What makes this exhibition interesting is how the art world has embraced these, particularly in the established area of printmaking. Where once we had brass-rubbings, copperplate lithographs, monoprints, silk-screen and Gestetner, now we have time-lapse pixel capture, CT scans, iris-recognition, facial profiling and wireless printing.

Endless PagelessEndless Pageless

On arrival, you can’t help but notice Maurice Carlin’s Endless Pageless. It takes up a whole wall of the gallery and grows each day using the floor space as the printing plate for its CMKY mosaic.

Close by is Conroy/Sanderson’s Fabrication installation which refers back to the digital scanners of the early 21st century. Simple idea, thoughtfully constructed, though it shows how quickly some scan technologies become obsolete in a relatively short space of time. There’s also an intriguing homage to Thomas Bewick [a celebrated 18th century engraver] which shows his own thumbprint Vignette - quite surreal, in a way, but didn’t seem to fit into the overall theme.

One particular exhibit will have you engrossed: Marilene Oliver's Family Portrait [Mum and Dad].

 It’s made up of a series of MRI body slice scans which were silk-screened onto clear acrylic and reconstructed to create fully-formed, see-through bodies. It has an ethereal, ghostly impact; the closest thing you’ll ever get to having X-ray vision. It’s quite an unnerving experience – detached yet having the freedom to inspect, perhaps invade, such personal places.

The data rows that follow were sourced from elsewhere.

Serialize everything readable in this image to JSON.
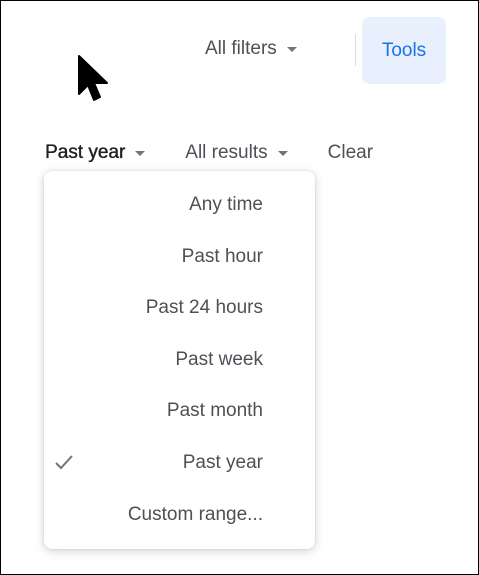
{
  "top_bar": {
    "all_filters_label": "All filters",
    "tools_label": "Tools"
  },
  "tools_row": {
    "time_filter_label": "Past year",
    "results_filter_label": "All results",
    "clear_label": "Clear"
  },
  "time_menu": {
    "items": [
      {
        "label": "Any time",
        "selected": false
      },
      {
        "label": "Past hour",
        "selected": false
      },
      {
        "label": "Past 24 hours",
        "selected": false
      },
      {
        "label": "Past week",
        "selected": false
      },
      {
        "label": "Past month",
        "selected": false
      },
      {
        "label": "Past year",
        "selected": true
      },
      {
        "label": "Custom range...",
        "selected": false
      }
    ]
  },
  "colors": {
    "accent": "#1a73e8",
    "tools_bg": "#e8f0fe",
    "text": "#4d5156",
    "text_dark": "#202124"
  }
}
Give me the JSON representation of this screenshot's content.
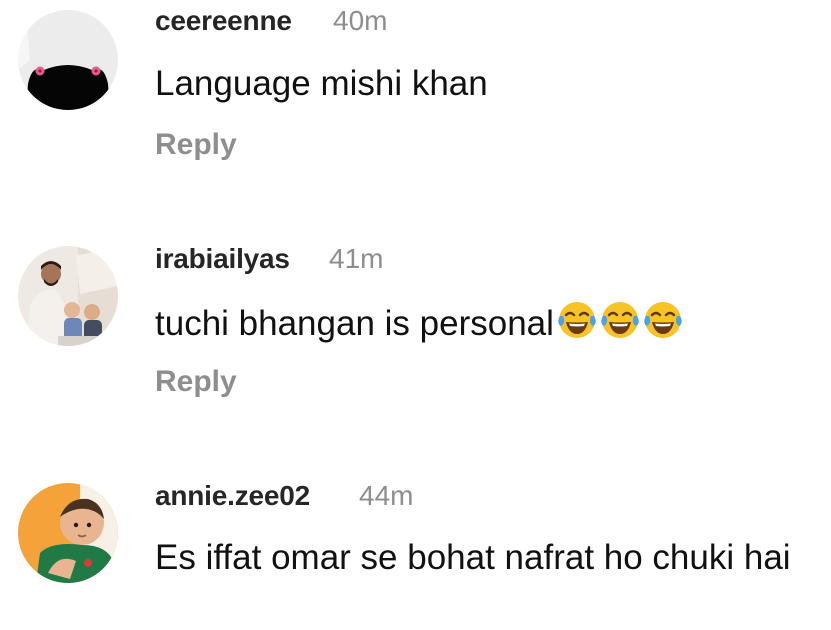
{
  "comments": [
    {
      "username": "ceereenne",
      "time": "40m",
      "text": "Language mishi khan",
      "reply_label": "Reply"
    },
    {
      "username": "irabiailyas",
      "time": "41m",
      "text": "tuchi bhangan is personal",
      "emoji_count": 3,
      "emoji": "face-with-tears-of-joy",
      "reply_label": "Reply"
    },
    {
      "username": "annie.zee02",
      "time": "44m",
      "text": "Es iffat omar se bohat nafrat ho chuki hai"
    }
  ],
  "colors": {
    "username": "#262626",
    "meta": "#8e8e8e",
    "text": "#111111",
    "emoji_face": "#f7c325"
  }
}
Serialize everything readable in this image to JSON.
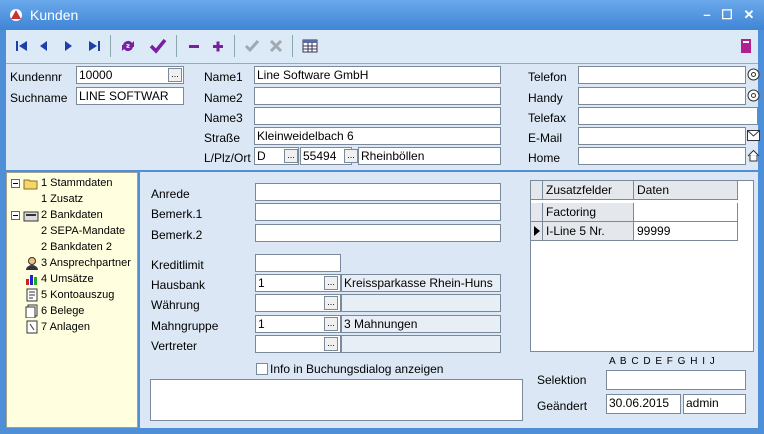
{
  "window": {
    "title": "Kunden"
  },
  "header": {
    "kundennr_label": "Kundennr",
    "kundennr_value": "10000",
    "suchname_label": "Suchname",
    "suchname_value": "LINE SOFTWAR",
    "name1_label": "Name1",
    "name1_value": "Line Software GmbH",
    "name2_label": "Name2",
    "name3_label": "Name3",
    "strasse_label": "Straße",
    "strasse_value": "Kleinweidelbach 6",
    "lplzort_label": "L/Plz/Ort",
    "land_value": "D",
    "plz_value": "55494",
    "ort_value": "Rheinböllen",
    "telefon_label": "Telefon",
    "handy_label": "Handy",
    "telefax_label": "Telefax",
    "email_label": "E-Mail",
    "home_label": "Home"
  },
  "tree": {
    "items": [
      {
        "label": "1 Stammdaten"
      },
      {
        "label": "1 Zusatz"
      },
      {
        "label": "2 Bankdaten"
      },
      {
        "label": "2 SEPA-Mandate"
      },
      {
        "label": "2 Bankdaten 2"
      },
      {
        "label": "3 Ansprechpartner"
      },
      {
        "label": "4 Umsätze"
      },
      {
        "label": "5 Kontoauszug"
      },
      {
        "label": "6 Belege"
      },
      {
        "label": "7 Anlagen"
      }
    ]
  },
  "main": {
    "anrede_label": "Anrede",
    "bemerk1_label": "Bemerk.1",
    "bemerk2_label": "Bemerk.2",
    "kreditlimit_label": "Kreditlimit",
    "hausbank_label": "Hausbank",
    "hausbank_value": "1",
    "hausbank_desc": "Kreissparkasse Rhein-Huns",
    "waehrung_label": "Währung",
    "mahngruppe_label": "Mahngruppe",
    "mahngruppe_value": "1",
    "mahngruppe_desc": "3 Mahnungen",
    "vertreter_label": "Vertreter",
    "info_checkbox_label": "Info in Buchungsdialog anzeigen"
  },
  "zusatz": {
    "col1": "Zusatzfelder",
    "col2": "Daten",
    "rows": [
      {
        "field": "Factoring",
        "value": ""
      },
      {
        "field": "I-Line 5 Nr.",
        "value": "99999"
      }
    ]
  },
  "footer": {
    "letters": "A B C D E F G H I J",
    "selektion_label": "Selektion",
    "geaendert_label": "Geändert",
    "geaendert_date": "30.06.2015",
    "geaendert_user": "admin"
  }
}
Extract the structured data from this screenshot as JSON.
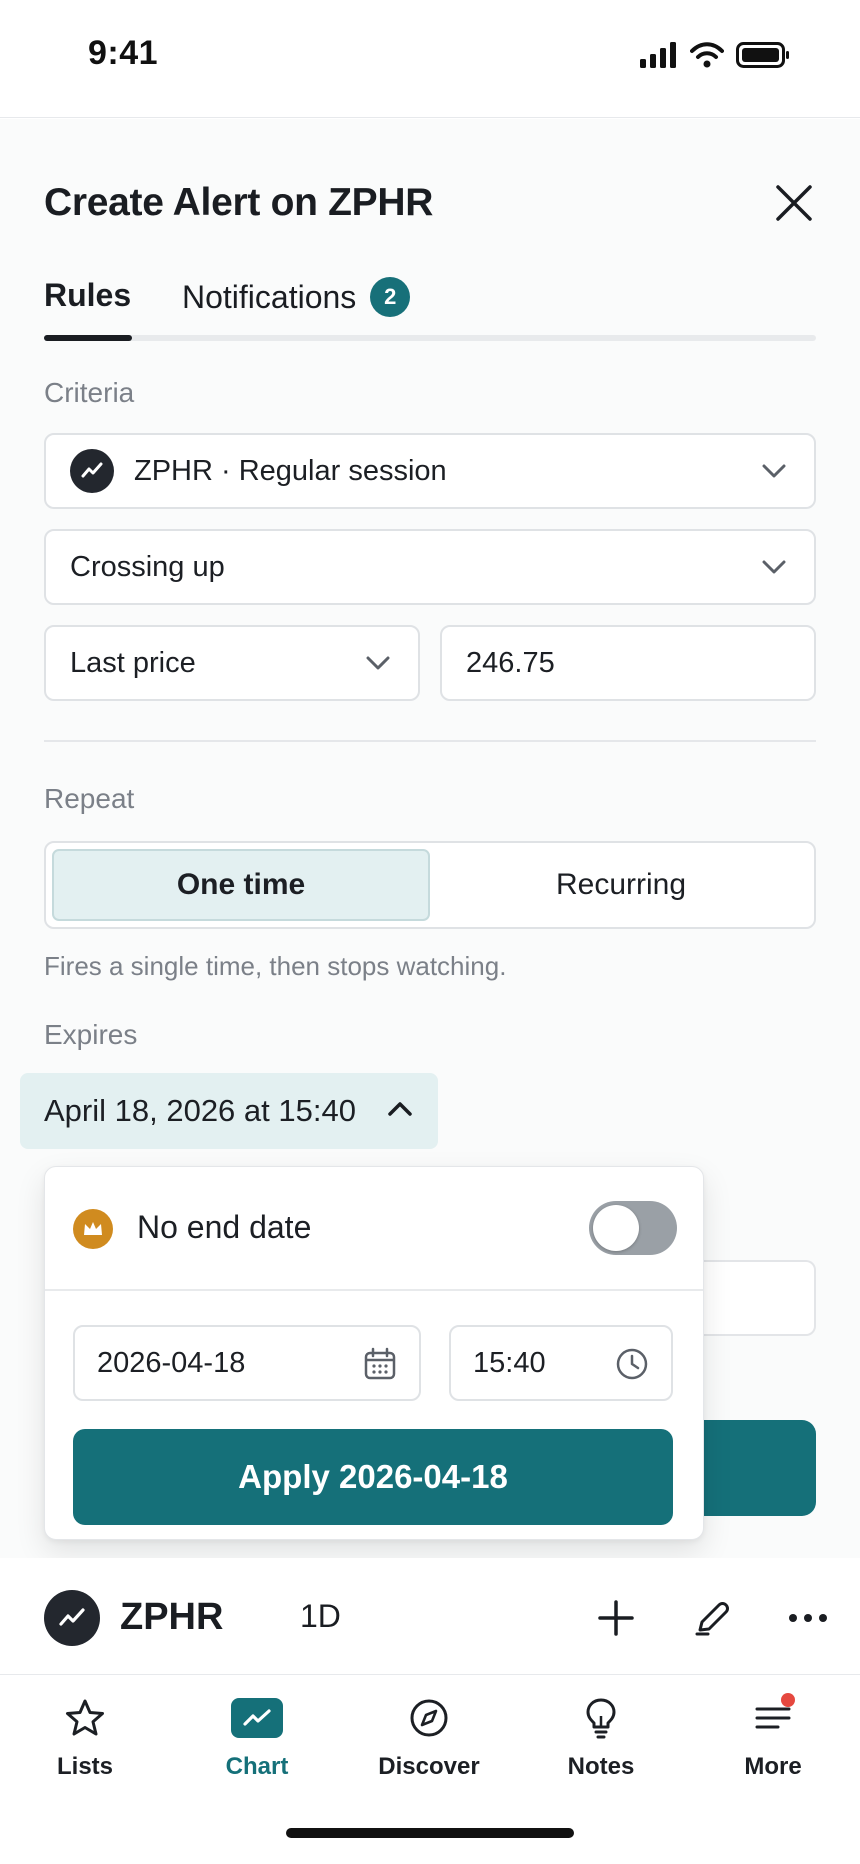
{
  "status_bar": {
    "time": "9:41"
  },
  "sheet": {
    "title": "Create Alert on ZPHR",
    "tabs": [
      {
        "label": "Rules",
        "active": true
      },
      {
        "label": "Notifications",
        "badge": "2"
      }
    ]
  },
  "criteria": {
    "section_label": "Criteria",
    "symbol_select": "ZPHR · Regular session",
    "condition_select": "Crossing up",
    "source_select": "Last price",
    "value_input": "246.75"
  },
  "repeat": {
    "section_label": "Repeat",
    "options": [
      "One time",
      "Recurring"
    ],
    "selected": "One time",
    "hint": "Fires a single time, then stops watching."
  },
  "expires": {
    "section_label": "Expires",
    "chip_label": "April 18, 2026 at 15:40"
  },
  "popover": {
    "no_end_label": "No end date",
    "no_end_enabled": false,
    "date_value": "2026-04-18",
    "time_value": "15:40",
    "apply_label": "Apply 2026-04-18"
  },
  "ticker_bar": {
    "symbol": "ZPHR",
    "interval": "1D"
  },
  "bottom_nav": {
    "items": [
      {
        "label": "Lists",
        "icon": "star-icon"
      },
      {
        "label": "Chart",
        "icon": "chart-icon",
        "active": true
      },
      {
        "label": "Discover",
        "icon": "compass-icon"
      },
      {
        "label": "Notes",
        "icon": "lightbulb-icon"
      },
      {
        "label": "More",
        "icon": "menu-icon"
      }
    ]
  },
  "colors": {
    "accent": "#157079",
    "badge": "#177079",
    "chip_bg": "#e3f0f1",
    "crown": "#d08b1f",
    "notify_dot": "#e5483f"
  }
}
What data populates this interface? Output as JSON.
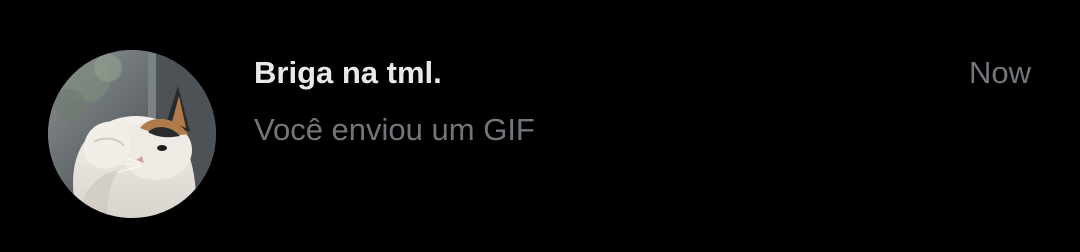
{
  "conversation": {
    "name": "Briga na tml.",
    "timestamp": "Now",
    "last_message": "Você enviou um GIF",
    "avatar": {
      "icon": "cat-photo-avatar",
      "description_colors": [
        "#6a6f72",
        "#f2efe9",
        "#b07a4a",
        "#2b2a2a"
      ]
    }
  },
  "colors": {
    "background": "#000000",
    "primary_text": "#e7e9ea",
    "secondary_text": "#71767b"
  }
}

Another impact occurs when you initially view Christiane Baumgartner’s Solaris 1 (main image, top). OK, you might say, it’s just another still image from a CCTV camera. Actually, it’s a single woodcut on a huge scale, which only adds to its appeal, particularly in the ironic crossover between the archaic and modern printing formats.

Good to see some local work included, courtesy of Steve Hardstaff’s South Atlantic Souvenirs collection. Individuality shows barcodes on the backs of the military forces personnel’s heads. Once again, a certain irony follows through and you wonder whether this has ever been given serious consideration within the command structure.

 

IndividualityIndividuality

Given the relatively recent arrival of 3D printing, it seemed logical to include their products on display. There are a number of interesting items, but the best were Rachel Whiteread’s Secondhand and Flora Parrott’s Loop and Return. Both employ the same techniques of virtual scans delivering plastic micro build-up, yet one refers back to the domestic urban environment [a particular favourite for Whiteread] and the other is more organic as it mirrors the original ram’s horn. Almost double helix in a way, though perhaps more like alien DNA. There’s an enormous amount of scope for developments in 3D scanning and these examples indicate potential ways forward.

 

I’m sure that this particular crossover between art and scanning technology will provide fertile ground for budding practitioners given the potential for developments in this field. What next? Miniaturisation? Video-scanning? 4D printing? OK – that’s probably left to the likes of science-fiction which Douglas Adams would have no doubt approved. But who’s to say what might take shape over the next 20 years or so?

Finally, good to see the collaboration between Stockham, Bryan Biggs and Sara-Jayne Parsons at the Bluecoat, underpinning their common creative credentials. Their initial vision in recognising the potential of scanning technologies at the cutting-edge of artistic endeavour is amply rewarded with a remarkable range of artefacts.

View A Negligent Eye with a willingness to embrace this new groundbreaking frontier of artistic/technical enterprise.

8/10

The Negligent Eye, Bluecoat, School Lane, until June 15.